The iterative approach works - I’ve used it. The agent reads about Alice, sees “Project Atlas,” searches for that, finds Kubernetes, follows that trail. But it costs multiple LLM calls and search operations per query. With pre-built entity graphs, that traversal is a single lookup.

The trade-off is build-time complexity vs query-time cost. Neither is objectively better - it depends on your query patterns and latency requirements.

File Overhead (One Data Point)

Manus reported that their early versions used a todo.md file that got constantly rewritten - roughly 30% token overhead on file management.

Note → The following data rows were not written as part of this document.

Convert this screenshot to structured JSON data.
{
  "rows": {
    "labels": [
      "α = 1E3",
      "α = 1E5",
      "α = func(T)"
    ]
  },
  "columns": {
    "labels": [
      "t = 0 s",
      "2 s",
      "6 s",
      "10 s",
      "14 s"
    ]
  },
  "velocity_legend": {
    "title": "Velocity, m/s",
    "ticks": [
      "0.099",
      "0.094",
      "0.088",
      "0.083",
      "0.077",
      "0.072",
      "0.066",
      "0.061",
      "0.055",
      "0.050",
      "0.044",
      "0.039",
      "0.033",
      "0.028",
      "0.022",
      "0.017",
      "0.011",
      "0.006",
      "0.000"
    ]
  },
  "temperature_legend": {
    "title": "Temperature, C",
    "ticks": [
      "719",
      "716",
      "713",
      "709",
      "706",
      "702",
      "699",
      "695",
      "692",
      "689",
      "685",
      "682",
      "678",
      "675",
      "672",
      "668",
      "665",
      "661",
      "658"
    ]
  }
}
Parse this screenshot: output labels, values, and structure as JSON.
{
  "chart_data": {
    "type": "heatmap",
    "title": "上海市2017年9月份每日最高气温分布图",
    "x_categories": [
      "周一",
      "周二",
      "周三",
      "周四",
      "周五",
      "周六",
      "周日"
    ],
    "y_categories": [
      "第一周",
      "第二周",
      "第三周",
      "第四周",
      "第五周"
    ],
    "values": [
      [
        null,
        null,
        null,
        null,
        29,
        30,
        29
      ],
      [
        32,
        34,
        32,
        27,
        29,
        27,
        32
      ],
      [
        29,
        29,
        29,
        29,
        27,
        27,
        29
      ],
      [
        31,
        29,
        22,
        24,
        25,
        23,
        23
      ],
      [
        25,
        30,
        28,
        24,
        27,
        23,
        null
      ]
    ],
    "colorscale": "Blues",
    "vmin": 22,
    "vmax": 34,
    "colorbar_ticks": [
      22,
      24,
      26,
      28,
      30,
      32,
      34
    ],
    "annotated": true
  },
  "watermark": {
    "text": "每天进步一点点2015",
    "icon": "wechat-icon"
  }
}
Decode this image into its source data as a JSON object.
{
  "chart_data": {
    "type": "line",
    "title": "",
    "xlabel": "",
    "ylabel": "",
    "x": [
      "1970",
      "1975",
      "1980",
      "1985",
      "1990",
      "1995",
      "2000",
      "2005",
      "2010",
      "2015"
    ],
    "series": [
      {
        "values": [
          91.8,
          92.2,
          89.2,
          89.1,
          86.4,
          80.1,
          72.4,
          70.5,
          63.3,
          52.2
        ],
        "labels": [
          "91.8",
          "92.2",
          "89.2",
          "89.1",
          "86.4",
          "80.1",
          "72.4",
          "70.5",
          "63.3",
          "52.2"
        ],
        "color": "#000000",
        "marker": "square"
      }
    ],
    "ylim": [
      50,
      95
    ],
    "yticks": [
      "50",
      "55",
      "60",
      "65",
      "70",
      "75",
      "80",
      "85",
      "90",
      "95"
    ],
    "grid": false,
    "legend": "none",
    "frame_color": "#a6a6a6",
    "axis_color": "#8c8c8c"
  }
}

One example doesn’t prove a pattern. But it illustrates a non-obvious cost: file-based state management requires constant read-write cycles that consume context budget. Whether this generalizes depends on your access patterns.

What I’ve Found Works

In my experience, the filesystem metaphor works as a foundation. Whether you need more depends on your use case.

Where files work well:

  • Storing raw conversation history
  • Holding instruction sets and API specs
  • Grep-based retrieval for exact matches
  • Projects under ~100K tokens total context
  • Single-hop queries with clear keywords

Where I’ve needed additional structure:

  • Temporal queries (“what happened last week”) - files don’t parse dates
  • High query volumes where iterative search latency adds up
  • Long-running agents where context compaction matters
  • Cross-session entity consistency

I don’t have controlled benchmarks proving structured memory beats files at X scale threshold. What I have is repeated experience: file-based systems work until they don’t, and the failure mode is usually gradual degradation rather than hard failure.

The Benchmark Question

File-based approaches benchmark well on LoCoMo. But LoCoMo tests retrieval from conversational histories - structured dialogues with clear speaker attribution.

What I’d want to see benchmarked:

  • Retrieval accuracy at 500K+ tokens of context
  • Multi-hop queries requiring 3+ relationship traversals
  • Temporal queries with relative date expressions
  • Query latency at different corpus sizes

Without these, 74% on LoCoMo tells us files work for conversational memory at benchmark scale. It doesn’t tell us much about enterprise codebases or long-horizon agents.

The “files are all you need” crowd isn’t wrong about the simplicity benefits. Post-trained models do handle filesystem operations well. But I’m skeptical that benchmark performance on small datasets predicts production behavior.

In my experience, projects that start with “we’ll just use files” often add:

  • Vector search for semantic retrieval
  • Some form of entity tracking
  • Token budget management
  • Compaction strategies

You could read this as “files are a good foundation that gets extended naturally.” I read it as: files alone aren’t enough, and everyone quietly knows it.

The Actual Trade-off

Files work for: small contexts (under 100K tokens), few entities, single-hop queries. Keep it simple.

Files struggle with: large codebases, enterprise knowledge bases, long-horizon memory, temporal queries, high-frequency multi-hop reasoning.

The “files are all you need” crowd optimizes for the first category and benchmarks accordingly.


My actual take: files are necessary but not sufficient for production agents. The “all you need” framing is marketing from companies selling file infrastructure - just as my skepticism is informed by selling structured memory.

Start with files. You’ll probably add vector search, entity tracking, and compaction eventually. The question isn’t whether files work - they do. It’s whether “just files” scales past demos. I don’t think it does, but I’d love to see benchmarks that prove me wrong.